Saina Nehwal is currently in a ‘no-media’ and ‘no-fan zone’. In fact, all Olympic bound shuttlers are, Jwala Gutta being the exception, says a report in Hindustan Times. To utter the ‘O’ word around them is strictly prohibited. The academy in Hyderabad where they train is like a fortress, with the staff trying their best to tell callers politely that Saina will not be giving interviews or come for a product launch.
HT writes that insulated from the pressure of expectations, ace badminton player Saina Nehwal is leaving nothing to chance. Her father, Harvir Singh, still cannot believe that ‘brand Saina’ has become so big. “It is very difficult to manage now, it has grown beyond our imagination. I keep getting phone calls for interviews or invitations to functions...but this is not the time,” he says, finishing off some paperwork in his office at the Directorate of Oilseed Research. “Ever since her early defeat in the India Open in Delhi (in April), she has worked very hard and the results are there for you to see.

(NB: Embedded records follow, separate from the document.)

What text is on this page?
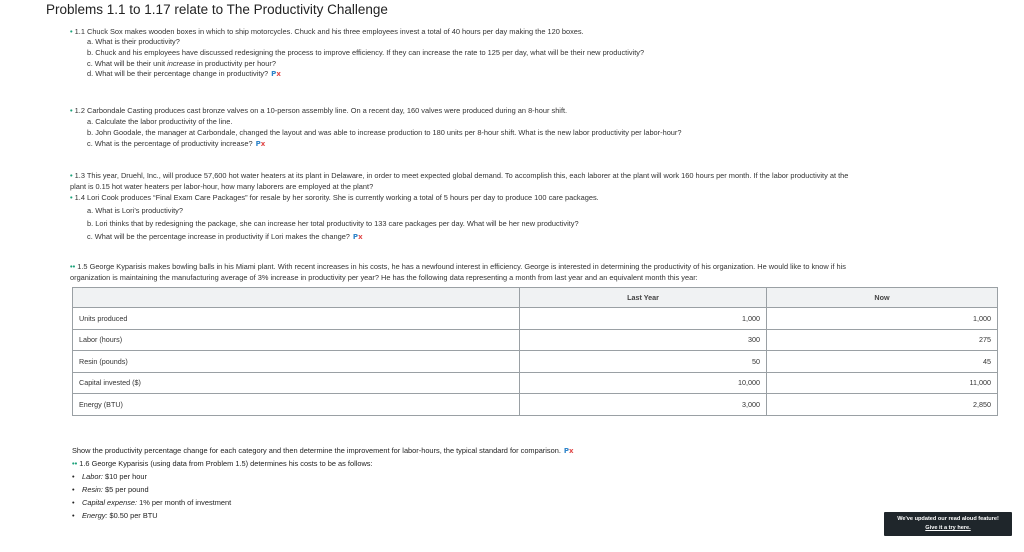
Problems 1.1 to 1.17 relate to The Productivity Challenge
• 1.1 Chuck Sox makes wooden boxes in which to ship motorcycles. Chuck and his three employees invest a total of 40 hours per day making the 120 boxes.
a. What is their productivity?
b. Chuck and his employees have discussed redesigning the process to improve efficiency. If they can increase the rate to 125 per day, what will be their new productivity?
c. What will be their unit increase in productivity per hour?
d. What will be their percentage change in productivity? Px
• 1.2 Carbondale Casting produces cast bronze valves on a 10-person assembly line. On a recent day, 160 valves were produced during an 8-hour shift.
a. Calculate the labor productivity of the line.
b. John Goodale, the manager at Carbondale, changed the layout and was able to increase production to 180 units per 8-hour shift. What is the new labor productivity per labor-hour?
c. What is the percentage of productivity increase? Px
• 1.3 This year, Druehl, Inc., will produce 57,600 hot water heaters at its plant in Delaware, in order to meet expected global demand. To accomplish this, each laborer at the plant will work 160 hours per month. If the labor productivity at the
plant is 0.15 hot water heaters per labor-hour, how many laborers are employed at the plant?
• 1.4 Lori Cook produces “Final Exam Care Packages” for resale by her sorority. She is currently working a total of 5 hours per day to produce 100 care packages.
a. What is Lori’s productivity?
b. Lori thinks that by redesigning the package, she can increase her total productivity to 133 care packages per day. What will be her new productivity?
c. What will be the percentage increase in productivity if Lori makes the change? Px
•• 1.5 George Kyparisis makes bowling balls in his Miami plant. With recent increases in his costs, he has a newfound interest in efficiency. George is interested in determining the productivity of his organization. He would like to know if his
organization is maintaining the manufacturing average of 3% increase in productivity per year? He has the following data representing a month from last year and an equivalent month this year:
	Last Year	Now
Units produced	1,000	1,000
Labor (hours)	300	275
Resin (pounds)	50	45
Capital invested ($)	10,000	11,000
Energy (BTU)	3,000	2,850
Show the productivity percentage change for each category and then determine the improvement for labor-hours, the typical standard for comparison. Px
•• 1.6 George Kyparisis (using data from Problem 1.5) determines his costs to be as follows:
• Labor: $10 per hour
• Resin: $5 per pound
• Capital expense: 1% per month of investment
• Energy: $0.50 per BTU	We've updated our read aloud feature!
Give it a try here.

“She goes to the academy at 7.30am and comes back around 7 in the evening. Since her mother is visiting relatives in Haryana and Meerut right now, I get bored at home, so I also leave early for office.”
Meanwhile another HT report says that Jwala Gutta’s first day of training at the LB Stadium in Hyderabad, on her return from Singapore last month, was interrupted by TV channel reporters who wanted her opinion on the ‘doubles trouble’ in tennis. She points to a corner in the stadium, where a small room has been converted into a gym where all badminton players work out.
“I got this made, with a government grant and some of my money. Nice na?” she asks. The gym indeed was cosy enough for the cameras to be set up. But something went missing before the shoot — the lip gloss. “Insi please give me my lip gloss,” Jwala asked her sister, even as the camerapersons waited.
They don’t call her badminton’s glamour girl for nothing. “About time!” she tells you if you ask how it feels to be a part of two doubles teams at the Olympics. After becoming the first Indian shuttler to qualify for women’s and mixed doubles events, Jwala is certainly enjoying the moment of history she has created.
Meanwhile India will be without a relay team at the London Olympics as they failed to make the cut in the IAAF list released on Tuesday, says a report in The DNA. The qualification period for the men’s and women’s 4x100m and 4x400m relays ended on Tuesday. With three members of the Commonwealth and Asian Games gold-winning women’s 4x400m relay quartet — Ashwini Akkunji, Sini Jose and Mandeep Kaur — caught for doping and the fourth, Manjeet Kaur ruled to have retired by a NADA panel.
Another DNA report says that boxer Vikas Krishan Yadav will draw on all of his skill, discipline and determination to return with an Olympic medal and fulfil a promise he made to his father. “Father told me ‘Get me a medal from London and I would not ask for anything from you again’. I, too, have promised him to give my best in London,” he said.